3.9.87 Montepulciano
If Montepulciano is hell, San Biagio is clearly a vision of a perfectly-ordered heaven. This masterpiece is so unexpected, its clarity such a shock after Montepulciano: it is like a perfect exposition of classicism. Half pillars and pilasters, various cornices to the windows – and all done out in the amazing, pitted, living stone. The campanile fits snugly into one of the Greek cross's gaps; it too is perfectly balanced, standing miraculously as if held by magnetism there. Inside is less spectacular. Things have been spoilt somewhat by the over-ornate decorations over the altar. Like San Giorgio Maggiore, pure cool simplicity is needed for such a building. Externally, everything is on a massive scale: even the triglyphs. Everything is perfectly proportioned: double cubes and a square cross.
Where San Gimignano appears finite and knowable, Montepulciano is like some maze, a monstrous joke on the hillside. Getting in is no problem – but getting out is. There are no roads, just paved streets; few signs; and everything is steep. A crossroad may present you with a choice of five narrow paths. Imagine this place in the rain, at night. During the day it was deathly quiet.

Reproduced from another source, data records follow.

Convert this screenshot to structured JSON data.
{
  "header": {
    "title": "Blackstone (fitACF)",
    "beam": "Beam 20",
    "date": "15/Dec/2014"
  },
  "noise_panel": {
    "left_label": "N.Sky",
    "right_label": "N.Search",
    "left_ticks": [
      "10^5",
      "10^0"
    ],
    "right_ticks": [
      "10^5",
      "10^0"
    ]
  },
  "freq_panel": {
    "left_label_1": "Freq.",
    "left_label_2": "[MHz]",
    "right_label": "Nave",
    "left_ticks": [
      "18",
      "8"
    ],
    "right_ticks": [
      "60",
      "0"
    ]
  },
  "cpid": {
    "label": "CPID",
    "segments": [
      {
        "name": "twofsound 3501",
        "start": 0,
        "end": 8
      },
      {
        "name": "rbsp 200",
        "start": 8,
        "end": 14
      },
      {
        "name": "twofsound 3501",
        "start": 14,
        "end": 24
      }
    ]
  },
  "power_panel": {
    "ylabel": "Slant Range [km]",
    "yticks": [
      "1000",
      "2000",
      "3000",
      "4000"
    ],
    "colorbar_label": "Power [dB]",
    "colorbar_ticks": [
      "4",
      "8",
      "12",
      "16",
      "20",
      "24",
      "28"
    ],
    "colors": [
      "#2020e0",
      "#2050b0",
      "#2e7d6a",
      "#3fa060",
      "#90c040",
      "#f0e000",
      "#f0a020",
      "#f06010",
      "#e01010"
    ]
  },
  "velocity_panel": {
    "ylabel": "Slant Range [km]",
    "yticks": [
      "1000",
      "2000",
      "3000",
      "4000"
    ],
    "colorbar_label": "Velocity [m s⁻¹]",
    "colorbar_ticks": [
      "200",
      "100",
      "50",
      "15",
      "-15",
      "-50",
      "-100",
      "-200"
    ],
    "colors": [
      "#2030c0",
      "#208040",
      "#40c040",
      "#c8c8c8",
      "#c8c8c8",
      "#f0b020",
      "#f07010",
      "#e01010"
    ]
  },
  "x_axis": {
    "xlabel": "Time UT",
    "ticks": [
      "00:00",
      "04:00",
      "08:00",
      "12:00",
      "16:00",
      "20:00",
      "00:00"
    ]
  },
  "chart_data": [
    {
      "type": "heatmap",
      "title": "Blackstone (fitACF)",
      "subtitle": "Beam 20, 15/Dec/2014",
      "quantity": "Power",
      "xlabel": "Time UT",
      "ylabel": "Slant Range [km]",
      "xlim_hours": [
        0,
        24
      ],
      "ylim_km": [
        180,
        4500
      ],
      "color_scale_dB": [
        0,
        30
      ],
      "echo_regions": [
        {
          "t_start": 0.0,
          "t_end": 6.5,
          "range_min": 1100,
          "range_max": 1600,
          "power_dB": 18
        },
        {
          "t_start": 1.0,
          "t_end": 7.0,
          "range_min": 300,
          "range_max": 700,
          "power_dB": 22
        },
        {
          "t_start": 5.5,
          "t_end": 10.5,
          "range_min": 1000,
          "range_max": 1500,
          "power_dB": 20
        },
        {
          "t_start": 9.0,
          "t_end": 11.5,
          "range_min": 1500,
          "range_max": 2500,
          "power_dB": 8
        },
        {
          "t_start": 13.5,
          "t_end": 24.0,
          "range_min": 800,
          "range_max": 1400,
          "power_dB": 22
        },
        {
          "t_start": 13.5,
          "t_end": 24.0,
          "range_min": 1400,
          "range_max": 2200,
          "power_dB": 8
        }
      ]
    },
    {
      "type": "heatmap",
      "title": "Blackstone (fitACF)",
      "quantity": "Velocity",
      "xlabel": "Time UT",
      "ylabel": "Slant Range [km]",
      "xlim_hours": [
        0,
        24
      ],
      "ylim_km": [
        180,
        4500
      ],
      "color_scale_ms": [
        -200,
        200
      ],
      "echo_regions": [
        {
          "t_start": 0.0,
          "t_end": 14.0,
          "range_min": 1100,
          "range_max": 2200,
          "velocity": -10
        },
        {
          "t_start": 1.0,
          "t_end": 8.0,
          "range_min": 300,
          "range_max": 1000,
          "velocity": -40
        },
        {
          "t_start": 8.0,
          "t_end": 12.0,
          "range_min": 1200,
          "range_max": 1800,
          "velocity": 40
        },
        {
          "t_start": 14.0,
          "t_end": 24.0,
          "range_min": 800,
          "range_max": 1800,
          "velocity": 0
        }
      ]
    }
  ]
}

Montepulciano itself seems attractive enough – an imposing situation, a neat main square (Piazza Grande). But it lacks the purity of San Gimignano. The palazzo municipale is of the standard Tuscan design. Its chief point of interest is the tower. You can go up inside – if you dare. No modern appurtenances: it was like climbing back 500 years. Rotten wooden rails, crumbling stairs, little light, old bricks. Wonderful. And the whole things was free. You just walked in – past all the administrative offices, and up the stairs to the top. The duomo had a unornamented west front, a bit like San Lorenzo in Florence. Inside it was cool, bare and simple. The square outside looked very suitable as a scene for the music festival. Opposite the church, a loggia by Sangallo – obviously the patron artist of Montepulciano. Quite a nice building – except that the man put square columns above round ones – which doesn't work.
From Montepulciano to Lago Trasimeno. Unfortunately, by now the weather had turned entirely to heat haze, with thunder in the offing. The lake itself is not particularly impressive. The surrounding hills are more so – though rather obscured. The general effect is of an enormous pond. But pleasant enough to have a cappuccino or two by.
For the drive back, mostly mini-motorways – no crash barrier, which is disconcerting – especially as I passed one car which seemed to have managed to end up on the wrong side. Soon the rain came. Great big splodges of it. This suddenly made all those boring signs about "pericolo in gelo o in pioggia" terribly relevant. My entire route seemed to be filled with them. But worse was the lightning. This was none of your namby-pamby British "one clean bolt and let's call it a day". This stuff forked around the sky – horizontally even. And I was climbing up the landscape in my little tin car.
I obviously made it, but it was interesting. As was the view from my balcony when I got back. The eastern part of the Tuscan hills from San Gimignano were laid out before me. A huge thick pall hung over it. Great nets of lightning – often multiple – flickered over it all like a serpent's tongue. You could see how myths were formed. It looked like El Greco's picture of Toledo.